When we listened to Lawrence Liang during the AsiaSource Camp in Bangalore, India about the politics of copy, I did not realize he was himself a lawyer. He is part of the Alternative Law Forum (ALF), an NGO in India that deals with a vast array of themes not normally touched by mainstream lawyers.
I know that activist lawyers are an increasing tribe in the globe, particularly in Asia. In the Philippines, for example, we have Free Legal Assistance Group (FLAG), which was established during the heyday of the Marcos regime. FLAG has gradually ‘repackaged’ itself from being associated with the human rights violations under the Marcoses to dealing with economic, social and cultural rights. FLAG has ‘mainstreamed’ itself in the human rights community of the present times.
These groups, thinking of themselves as part of the movement to change society (for the better, of course), formed in 1990 a network called Alternative Law Group (ALG). Says LRC-KSK: “From a handful of legal non-governmental organizations, the network had now grown to include twenty-four (24) progressive institutions geared towards providing alternative or developmental legal service addressing the needs of the marginalized sectors of society. These legal organizations have distinct programs for developmental, alternative, feminist or strategic and political legal interventions as a means to empower the disadvantaged.”
I have taken alternative lawyering for granted until I listened to Liang. And he broadened my perspective of what an activist lawyer can do for the society. As I said, an activist lawyer can tread a path that a regular/mainstream lawyer fears. So Liang is one of those tackling the issue of intellectual property from the perspective of the common folks. He has Filipino counterparts like Attorneys JJ Disini and Bong Dizon.

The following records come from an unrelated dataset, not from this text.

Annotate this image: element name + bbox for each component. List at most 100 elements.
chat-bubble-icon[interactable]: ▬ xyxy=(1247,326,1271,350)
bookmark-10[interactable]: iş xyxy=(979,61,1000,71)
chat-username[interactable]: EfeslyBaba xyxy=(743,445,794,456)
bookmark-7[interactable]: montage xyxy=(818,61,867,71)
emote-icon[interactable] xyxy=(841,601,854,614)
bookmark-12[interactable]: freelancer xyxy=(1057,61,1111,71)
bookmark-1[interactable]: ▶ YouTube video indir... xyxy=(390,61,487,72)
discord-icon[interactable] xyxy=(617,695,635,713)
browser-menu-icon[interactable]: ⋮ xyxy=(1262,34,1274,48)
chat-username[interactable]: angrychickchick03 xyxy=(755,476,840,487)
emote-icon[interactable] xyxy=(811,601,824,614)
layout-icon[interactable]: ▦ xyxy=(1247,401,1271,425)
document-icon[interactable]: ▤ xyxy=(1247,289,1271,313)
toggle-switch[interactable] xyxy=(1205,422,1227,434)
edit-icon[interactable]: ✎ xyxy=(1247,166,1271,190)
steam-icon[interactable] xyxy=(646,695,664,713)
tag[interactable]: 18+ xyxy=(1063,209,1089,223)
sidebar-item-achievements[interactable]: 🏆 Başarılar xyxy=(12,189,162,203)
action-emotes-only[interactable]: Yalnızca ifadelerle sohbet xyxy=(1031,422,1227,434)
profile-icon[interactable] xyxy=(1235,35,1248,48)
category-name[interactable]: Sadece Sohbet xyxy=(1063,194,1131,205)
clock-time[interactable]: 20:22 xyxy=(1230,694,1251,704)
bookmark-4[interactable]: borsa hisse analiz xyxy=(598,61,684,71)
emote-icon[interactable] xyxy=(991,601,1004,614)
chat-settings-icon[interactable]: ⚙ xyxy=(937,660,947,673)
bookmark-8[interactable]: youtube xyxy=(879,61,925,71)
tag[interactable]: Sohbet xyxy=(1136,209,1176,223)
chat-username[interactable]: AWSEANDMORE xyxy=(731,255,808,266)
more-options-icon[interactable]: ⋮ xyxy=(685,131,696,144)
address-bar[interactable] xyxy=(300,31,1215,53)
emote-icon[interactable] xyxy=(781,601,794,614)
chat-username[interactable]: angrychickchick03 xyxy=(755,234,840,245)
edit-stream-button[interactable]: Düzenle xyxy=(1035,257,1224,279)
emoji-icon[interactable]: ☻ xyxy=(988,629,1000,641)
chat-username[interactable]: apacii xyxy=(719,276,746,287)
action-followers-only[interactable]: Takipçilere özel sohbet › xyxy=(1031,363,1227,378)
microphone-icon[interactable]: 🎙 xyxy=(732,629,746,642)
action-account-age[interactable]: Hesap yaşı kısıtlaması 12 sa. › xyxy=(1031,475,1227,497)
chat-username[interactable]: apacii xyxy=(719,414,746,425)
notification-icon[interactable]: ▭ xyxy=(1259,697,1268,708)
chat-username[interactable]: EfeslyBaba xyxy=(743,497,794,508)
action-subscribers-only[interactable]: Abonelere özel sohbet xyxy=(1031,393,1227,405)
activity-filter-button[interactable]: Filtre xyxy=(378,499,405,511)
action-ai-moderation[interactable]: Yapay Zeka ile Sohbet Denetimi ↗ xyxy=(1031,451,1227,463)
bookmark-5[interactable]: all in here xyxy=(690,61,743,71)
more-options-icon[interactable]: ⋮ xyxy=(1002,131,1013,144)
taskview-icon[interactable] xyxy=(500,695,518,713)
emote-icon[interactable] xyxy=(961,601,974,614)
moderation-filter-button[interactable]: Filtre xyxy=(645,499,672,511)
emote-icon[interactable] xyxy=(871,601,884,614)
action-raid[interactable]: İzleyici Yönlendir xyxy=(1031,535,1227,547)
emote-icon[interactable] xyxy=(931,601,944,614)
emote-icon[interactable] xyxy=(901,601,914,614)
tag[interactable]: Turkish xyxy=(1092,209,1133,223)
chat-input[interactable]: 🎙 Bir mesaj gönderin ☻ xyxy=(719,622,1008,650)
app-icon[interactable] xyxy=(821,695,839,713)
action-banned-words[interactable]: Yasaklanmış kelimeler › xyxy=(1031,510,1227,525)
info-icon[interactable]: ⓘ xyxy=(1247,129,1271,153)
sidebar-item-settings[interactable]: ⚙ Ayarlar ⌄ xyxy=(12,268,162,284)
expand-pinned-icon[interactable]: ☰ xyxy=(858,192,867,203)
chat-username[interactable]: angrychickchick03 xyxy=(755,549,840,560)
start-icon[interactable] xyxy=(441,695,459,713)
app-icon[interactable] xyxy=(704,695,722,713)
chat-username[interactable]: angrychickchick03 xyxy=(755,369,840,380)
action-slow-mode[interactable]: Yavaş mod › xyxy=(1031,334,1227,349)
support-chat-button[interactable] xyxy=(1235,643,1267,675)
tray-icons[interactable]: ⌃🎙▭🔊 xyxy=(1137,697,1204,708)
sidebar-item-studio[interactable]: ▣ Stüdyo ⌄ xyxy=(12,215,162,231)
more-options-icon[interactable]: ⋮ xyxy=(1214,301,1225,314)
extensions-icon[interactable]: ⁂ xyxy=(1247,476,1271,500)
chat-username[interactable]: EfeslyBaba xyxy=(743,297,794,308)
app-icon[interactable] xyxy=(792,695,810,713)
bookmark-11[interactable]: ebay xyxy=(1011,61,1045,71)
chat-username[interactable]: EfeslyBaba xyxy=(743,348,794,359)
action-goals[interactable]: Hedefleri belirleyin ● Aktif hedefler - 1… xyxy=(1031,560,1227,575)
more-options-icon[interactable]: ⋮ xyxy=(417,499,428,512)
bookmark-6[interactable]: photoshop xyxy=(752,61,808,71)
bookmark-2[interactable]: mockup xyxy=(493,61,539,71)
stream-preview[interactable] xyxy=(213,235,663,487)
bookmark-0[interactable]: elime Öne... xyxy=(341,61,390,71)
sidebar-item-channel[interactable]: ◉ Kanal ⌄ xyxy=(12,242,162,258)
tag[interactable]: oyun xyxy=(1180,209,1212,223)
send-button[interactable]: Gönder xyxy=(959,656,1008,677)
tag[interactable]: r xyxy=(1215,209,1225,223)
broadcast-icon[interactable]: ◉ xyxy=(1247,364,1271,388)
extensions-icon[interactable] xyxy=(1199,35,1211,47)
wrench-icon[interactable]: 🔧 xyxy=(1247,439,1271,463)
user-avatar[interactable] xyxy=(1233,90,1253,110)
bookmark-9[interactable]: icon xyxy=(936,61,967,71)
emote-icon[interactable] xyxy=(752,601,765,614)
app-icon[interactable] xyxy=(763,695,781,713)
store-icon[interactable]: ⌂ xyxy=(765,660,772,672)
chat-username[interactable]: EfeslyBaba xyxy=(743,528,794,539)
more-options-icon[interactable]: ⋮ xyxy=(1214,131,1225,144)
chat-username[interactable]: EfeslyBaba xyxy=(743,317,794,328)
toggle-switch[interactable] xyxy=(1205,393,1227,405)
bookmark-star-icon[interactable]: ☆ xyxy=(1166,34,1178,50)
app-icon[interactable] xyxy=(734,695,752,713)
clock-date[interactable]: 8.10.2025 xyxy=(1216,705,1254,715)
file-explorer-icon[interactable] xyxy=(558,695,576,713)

We also have what we call feminist lawyers, who are mostly employed in NGOs. But several have made a name for themselves already like Atty. Katrina Legarda.
The topic reminds me of a work colleague who has proposed a concept that is called radical lawyering. He said that it was high time that PEACE engaged in a legal and paralegal service program that thinks out of the box, embarking on non-conventional methods that work not merely for the individual clients or client communities but for society as a whole. Radical lawyering transcends the bounds of national law invoking human rights internationally recognized. Radical lawyering is a way to go in a society run practically by the elite. Gradually, the radical-lawyering proposal has hewed the program that PEACE now has. Since three years ago, we have tinkered with and gradually implemented the strategy called ‘rightful resistance’, which draws from the experience of the Philippine peasant movement and that from the Rural China.